Le foquismo, la validité de la conception foquista, ne peut que contribuer à faire avorter le développement du processus révolutionnaire uruguayen. Bien sûr, cela n'empêche pas de reconnaître la motivation et la nature révolutionnaire de l'activité des camarades qui, partageant la conception foquista erronée, ont développé le MLN. Où se situe la reconnaissance de ces camarades comme révolutionnaires ? Ils ont définitivement validé la pratique militaire qu'ils ont introduite en Uruguay. Leur attitude implique une rupture profonde et définitive avec le pouvoir en place. Ils l'ont attaqué dans la sphère la plus sensible, celle de la remise en cause du monopole de la force par l'Etat bourgeois. Ils ont contribué dans une certaine mesure, partiellement et indirectement, à détériorer l'hégémonie idéologique bourgeoise sur les masses, même en agissant dans une perspective non prolétarienne, petite-bourgeoise. Les camarades qui ont participé à l'activité du foco sont-ils révolutionnaires ? Oui. Le Foquismo est-il une conception révolutionnaire efficace ? Non. Le foquismo est une conception révolutionnaire erronée et, en tant que telle, négative et dangereuse pour la révolution.
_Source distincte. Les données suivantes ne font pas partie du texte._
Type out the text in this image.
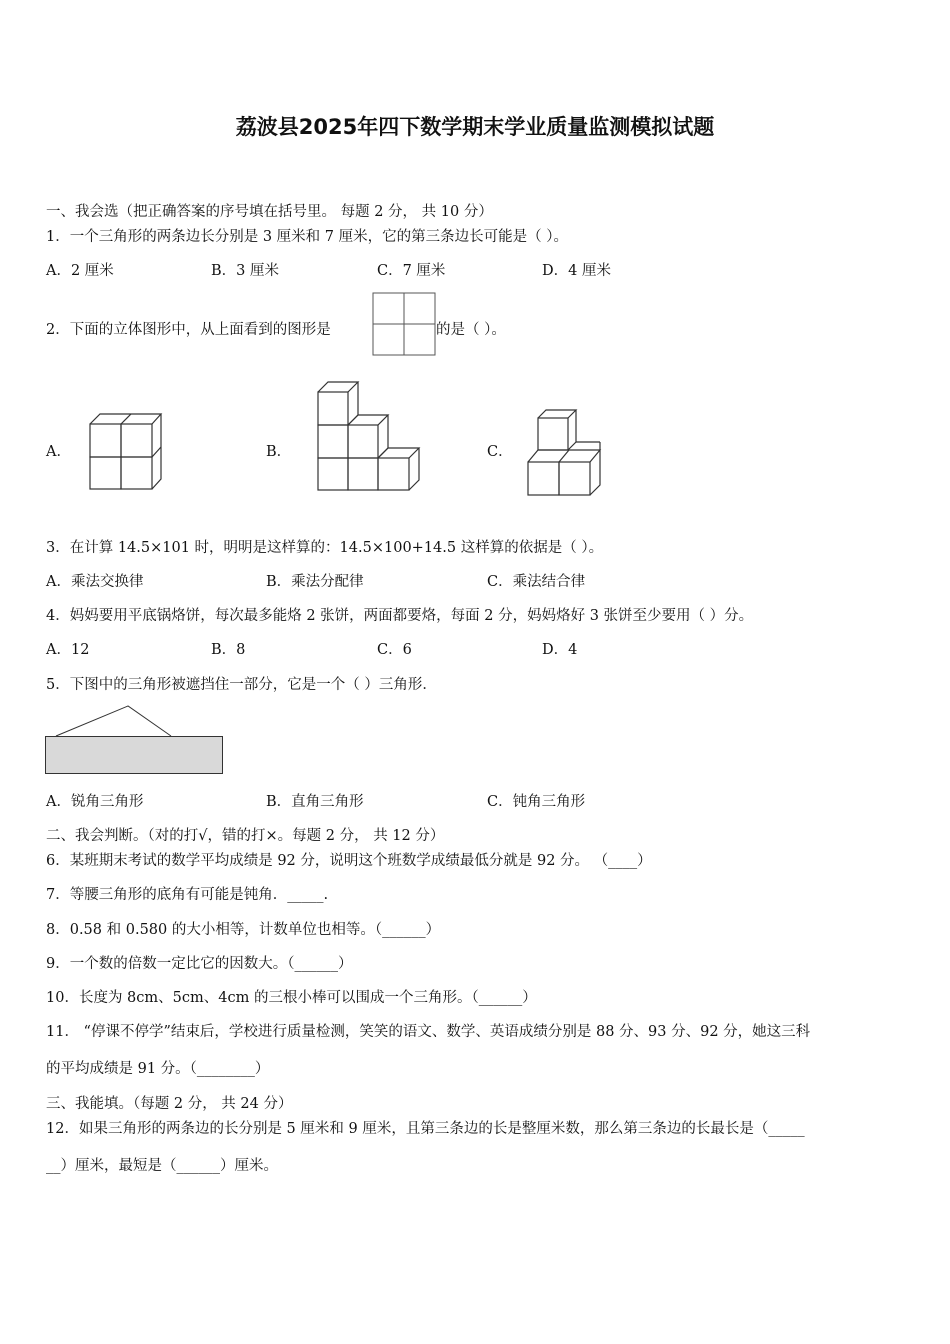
荔波县2025年四下数学期末学业质量监测模拟试题
一、我会选（把正确答案的序号填在括号里。 每题 2 分， 共 10 分）
1．一个三角形的两条边长分别是 3 厘米和 7 厘米，它的第三条边长可能是（ ）。
A．2 厘米	B．3 厘米	C．7 厘米	D．4 厘米
2．下面的立体图形中，从上面看到的图形是	的是（ ）。
A．	B．	C．
3．在计算 14.5×101 时，明明是这样算的：14.5×100+14.5 这样算的依据是（ ）。
A．乘法交换律	B．乘法分配律	C．乘法结合律
4．妈妈要用平底锅烙饼，每次最多能烙 2 张饼，两面都要烙，每面 2 分，妈妈烙好 3 张饼至少要用（ ）分。
A．12	B．8	C．6	D．4
5．下图中的三角形被遮挡住一部分，它是一个（ ）三角形．
A．锐角三角形	B．直角三角形	C．钝角三角形
二、我会判断。（对的打√，错的打×。每题 2 分， 共 12 分）
6．某班期末考试的数学平均成绩是 92 分，说明这个班数学成绩最低分就是 92 分。 （____）
7．等腰三角形的底角有可能是钝角．_____.
8．0.58 和 0.580 的大小相等，计数单位也相等。（______）
9．一个数的倍数一定比它的因数大。（______）
10．长度为 8cm、5cm、4cm 的三根小棒可以围成一个三角形。（______）
11． “停课不停学”结束后，学校进行质量检测，笑笑的语文、数学、英语成绩分别是 88 分、93 分、92 分，她这三科
的平均成绩是 91 分。（________）
三、我能填。（每题 2 分， 共 24 分）
12．如果三角形的两条边的长分别是 5 厘米和 9 厘米，且第三条边的长是整厘米数，那么第三条边的长最长是（_____
__）厘米，最短是（______）厘米。
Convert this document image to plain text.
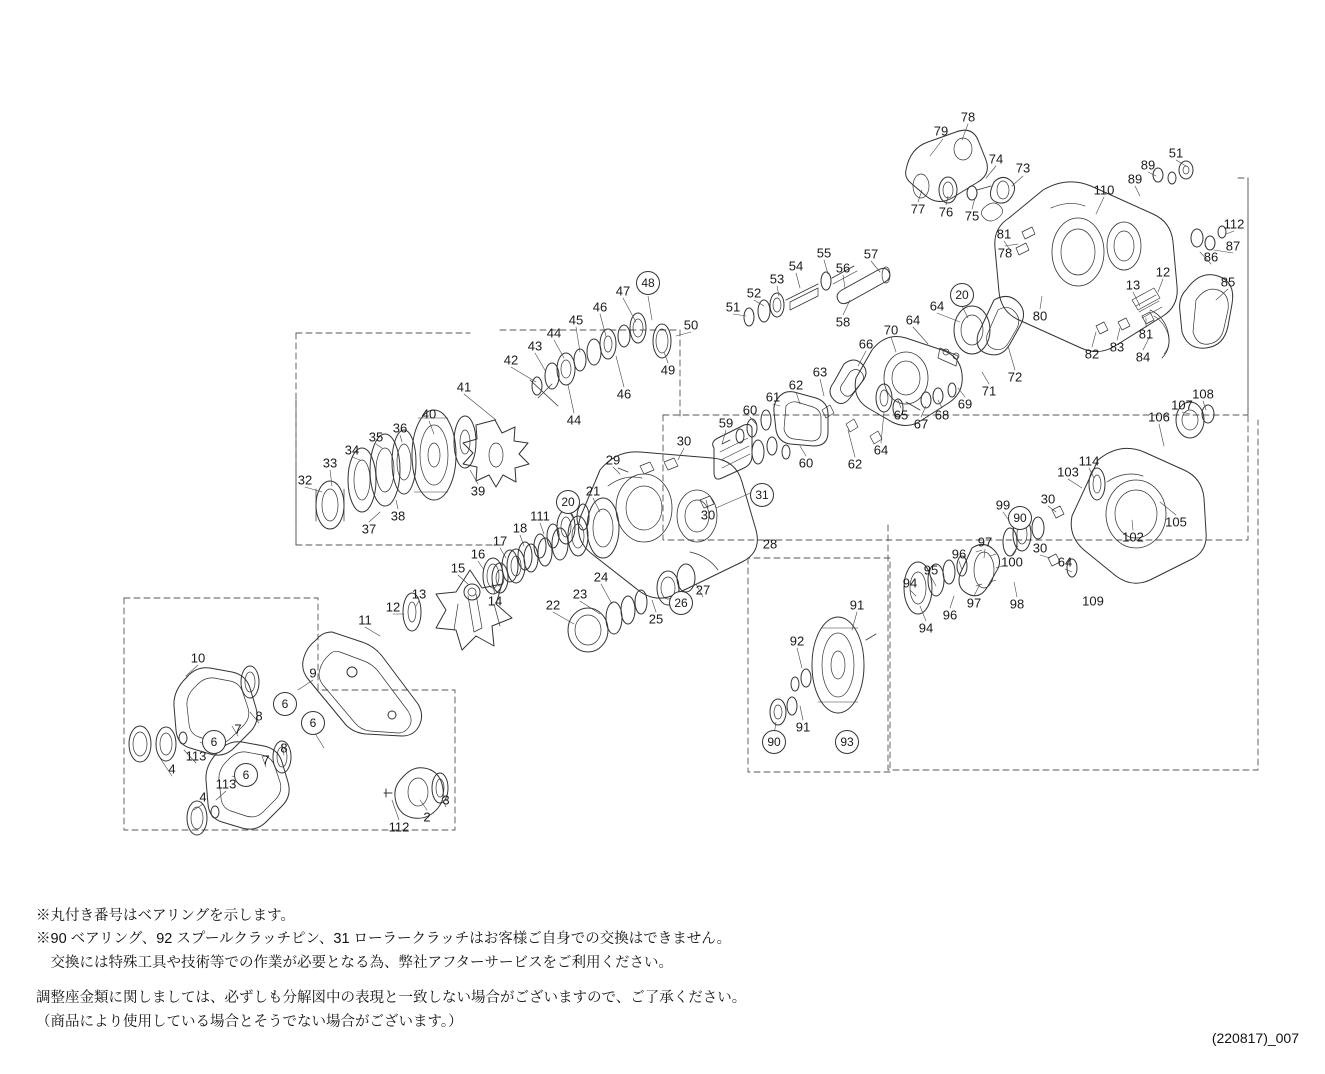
78
79
51
89
74
73
110
89
77 76 75
81
78
112
87
86
12
13	85
57
56
55
54
53
52
51
58
48
47
46
45
44
43
42
50
49
46
44
41
40
36
35
34
33
32
39
38
37
64
20
80
82 83
81
84
70
64
66
71
72
69
68
67
65
64
62
63
62
61
60
59
60
108
107
106
114
103
105
102
109
30
30
64
99
90
100
98
97
96
94
96
97
95
94
91
92
91
90	93
29
30
30
31
28
20
21
111
18
17
16
15
13
12
11
14	22
23
24
25
26
27
10
9
6
8
7
6
113
4
6
8
7
6
113
4
112
2
3
※丸付き番号はベアリングを示します。
※90 ベアリング、92 スプールクラッチピン、31 ローラークラッチはお客様ご自身での交換はできません。
　交換には特殊工具や技術等での作業が必要となる為、弊社アフターサービスをご利用ください。
調整座金類に関しましては、必ずしも分解図中の表現と一致しない場合がございますので、ご了承ください。
（商品により使用している場合とそうでない場合がございます。）
(220817)_007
[Cela fait référence au concept léniniste de l'implantation externe de la conscience socialiste dans le mouvement ouvrier. Une conscience qui, selon eux, devait être " greffée " de l'extérieur des organisations syndicales (du parti révolutionnaire, des révolutionnaires professionnels, d'une couche éclairée, etc.) car ce n'est pas quelque chose que l'expérience de la classe ouvrière elle-même pourrait développer. Cette conception différencier stratégiquement les anarchistes de classe des courants marxistes-léninistes).
[1] informel Uruguay
[2] Il s'agit de la série de coups d'État au Venezuela, notamment celui de 1948 qui a renversé le gouvernement élu de centre-gauche.
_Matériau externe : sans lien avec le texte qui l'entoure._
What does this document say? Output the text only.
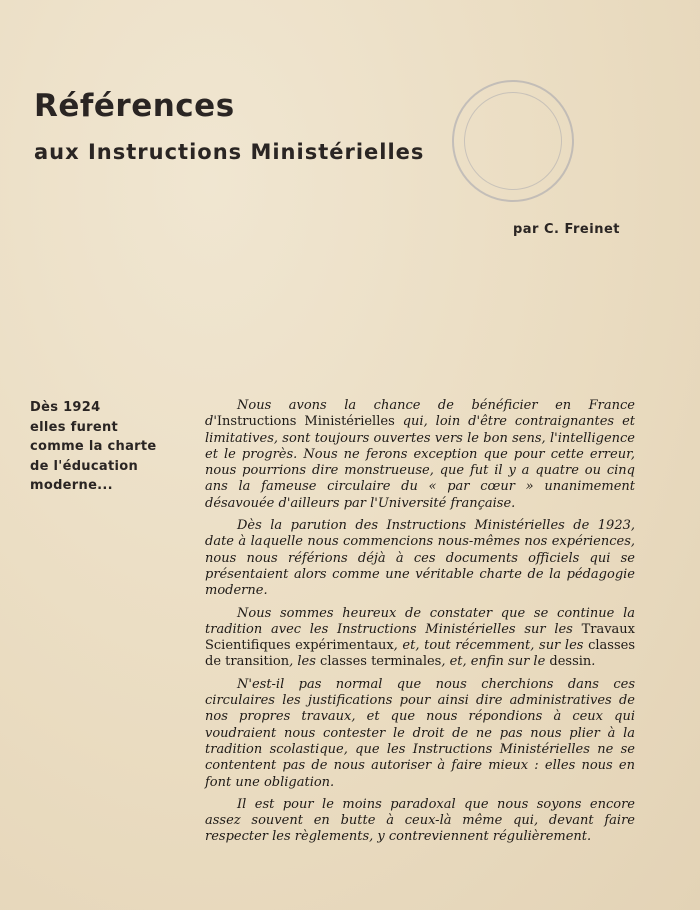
Références
aux Instructions Ministérielles
par C. Freinet
Dès 1924
elles furent
comme la charte
de l'éducation
moderne...

Nous avons la chance de bénéficier en France d'Instructions Ministérielles qui, loin d'être contraignantes et limitatives, sont toujours ouvertes vers le bon sens, l'intelligence et le progrès. Nous ne ferons exception que pour cette erreur, nous pourrions dire monstrueuse, que fut il y a quatre ou cinq ans la fameuse circulaire du « par cœur » unanimement désavouée d'ailleurs par l'Université française.

Dès la parution des Instructions Ministérielles de 1923, date à laquelle nous commencions nous-mêmes nos expériences, nous nous référions déjà à ces documents officiels qui se présentaient alors comme une véritable charte de la pédagogie moderne.

Nous sommes heureux de constater que se continue la tradition avec les Instructions Ministérielles sur les Travaux Scientifiques expérimentaux, et, tout récemment, sur les classes de transition, les classes terminales, et, enfin sur le dessin.

N'est-il pas normal que nous cherchions dans ces circulaires les justifications pour ainsi dire administratives de nos propres travaux, et que nous répondions à ceux qui voudraient nous contester le droit de ne pas nous plier à la tradition scolastique, que les Instructions Ministérielles ne se contentent pas de nous autoriser à faire mieux : elles nous en font une obligation.

Il est pour le moins paradoxal que nous soyons encore assez souvent en butte à ceux-là même qui, devant faire respecter les règlements, y contreviennent régulièrement.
[3] Tâches de couverture : terme largement utilisé dans les organisations politico-militaires de l'époque (notamment sud-américaines) et repris à plusieurs reprises par le FAU. Il fait référence à des tâches spécifiques du front armé. La " couverture " peut être à la fois une tâche de distraction (" fun " disaient-ils aussi) au milieu d'une opération militaire, elle peut être une couverture politique (il est devenu mythique que lorsque les Tupas ont mis en place la grande évasion de Punta Carretas, " L'abus ", des groupes de miliciens et de collaborateurs ont installé des barricades et lancé des cocktails Molotov dans des quartiers comme Cerro pour distraire les forces de répression et l'attention journalistique qui s'y trouvait). Une "couverture" peut aussi consister à installer un atelier de mécanique légale dans un espace appartenant à un partisan local comme façade pour retenir Molaguero, par exemple. Une chose qui est "couverte", elle est masquée de quelque chose d'autre mais elle remplit une fonction tactico-stratégique.
[4] La nucléation est la première étape de la formation d'une nouvelle phase thermodynamique ou d'une nouvelle structure par auto-assemblage ou auto-organisation.
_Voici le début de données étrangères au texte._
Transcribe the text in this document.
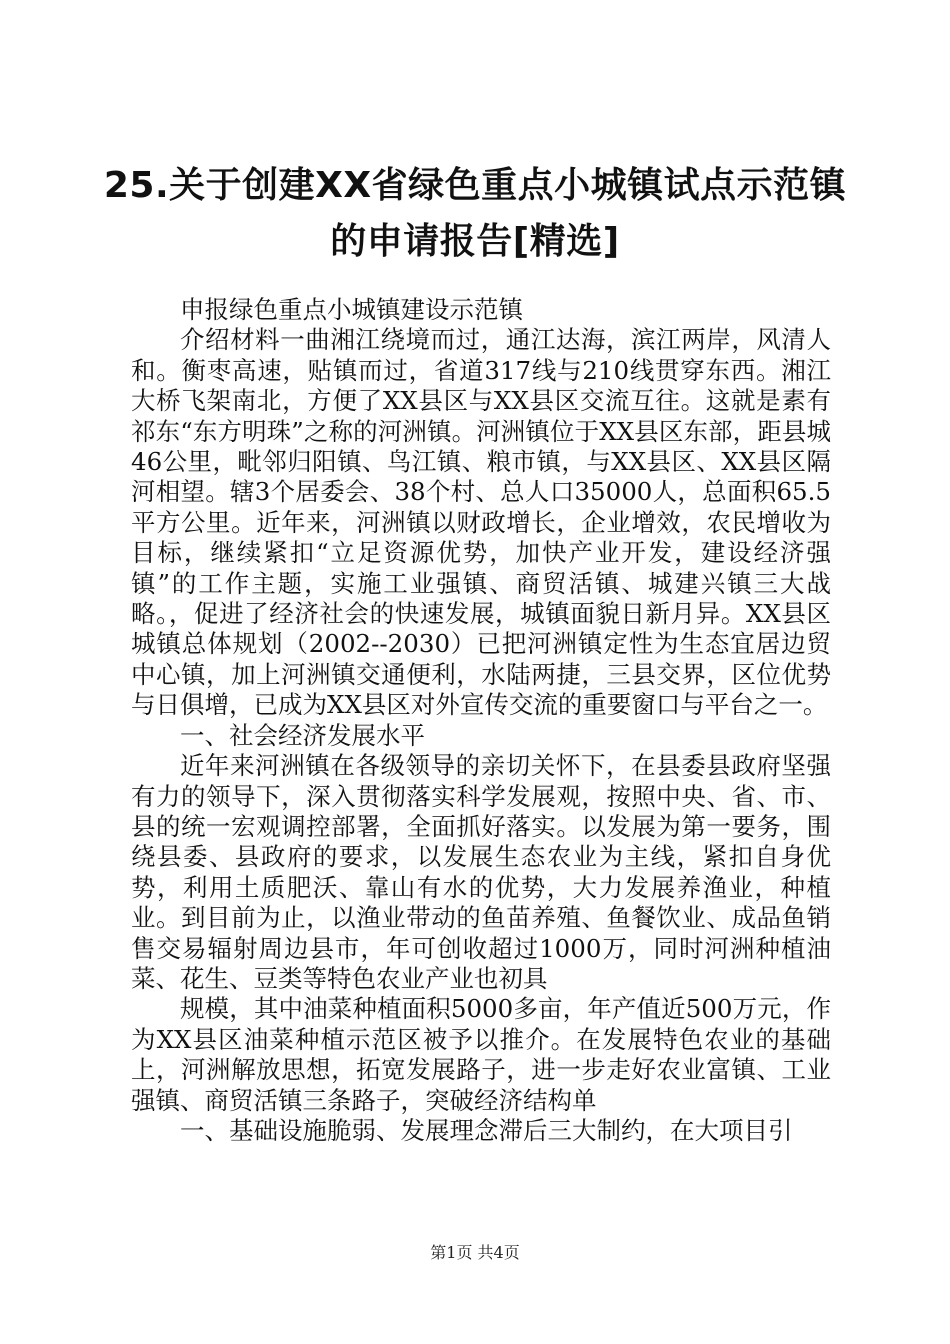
25.关于创建XX省绿色重点小城镇试点示范镇
的申请报告[精选]

申报绿色重点小城镇建设示范镇

介绍材料一曲湘江绕境而过，通江达海，滨江两岸，风清人和。衡枣高速，贴镇而过，省道317线与210线贯穿东西。湘江大桥飞架南北，方便了XX县区与XX县区交流互往。这就是素有祁东“东方明珠”之称的河洲镇。河洲镇位于XX县区东部，距县城46公里，毗邻归阳镇、鸟江镇、粮市镇，与XX县区、XX县区隔河相望。辖3个居委会、38个村、总人口35000人，总面积65.5平方公里。近年来，河洲镇以财政增长，企业增效，农民增收为目标，继续紧扣“立足资源优势，加快产业开发，建设经济强镇”的工作主题，实施工业强镇、商贸活镇、城建兴镇三大战略。，促进了经济社会的快速发展，城镇面貌日新月异。XX县区城镇总体规划（2002--2030）已把河洲镇定性为生态宜居边贸中心镇，加上河洲镇交通便利，水陆两捷，三县交界，区位优势与日俱增，已成为XX县区对外宣传交流的重要窗口与平台之一。

一、社会经济发展水平

近年来河洲镇在各级领导的亲切关怀下，在县委县政府坚强有力的领导下，深入贯彻落实科学发展观，按照中央、省、市、县的统一宏观调控部署，全面抓好落实。以发展为第一要务，围绕县委、县政府的要求，以发展生态农业为主线，紧扣自身优势，利用土质肥沃、靠山有水的优势，大力发展养渔业，种植业。到目前为止，以渔业带动的鱼苗养殖、鱼餐饮业、成品鱼销售交易辐射周边县市，年可创收超过1000万，同时河洲种植油菜、花生、豆类等特色农业产业也初具

规模，其中油菜种植面积5000多亩，年产值近500万元，作为XX县区油菜种植示范区被予以推介。在发展特色农业的基础上，河洲解放思想，拓宽发展路子，进一步走好农业富镇、工业强镇、商贸活镇三条路子，突破经济结构单

一、基础设施脆弱、发展理念滞后三大制约，在大项目引

第1页 共4页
[5] rectiligne : contenu par, constitué par, ou se déplaçant en ligne droite ou en lignes droites.
[6] Petits propriétaires/locataires ruraux, assez courants dans les régions de Pampean et de Río de la Plata de la capitale nationale qui, souvent, "pourraient" (avec beaucoup de guillemets) entrer en contradiction avec les grands propriétaires terriens et les latifundistes (alliés du capital international) et réaliser certaines tâches "progressistes" dans une stratégie populaire, en particulier dans les tâches de "libération nationale".”
[8] Le terme "Sindicalera" est une manière quelque peu péjorative de désigner un syndicaliste.
[9] Le mot littéral utilisé ici est "brûlé".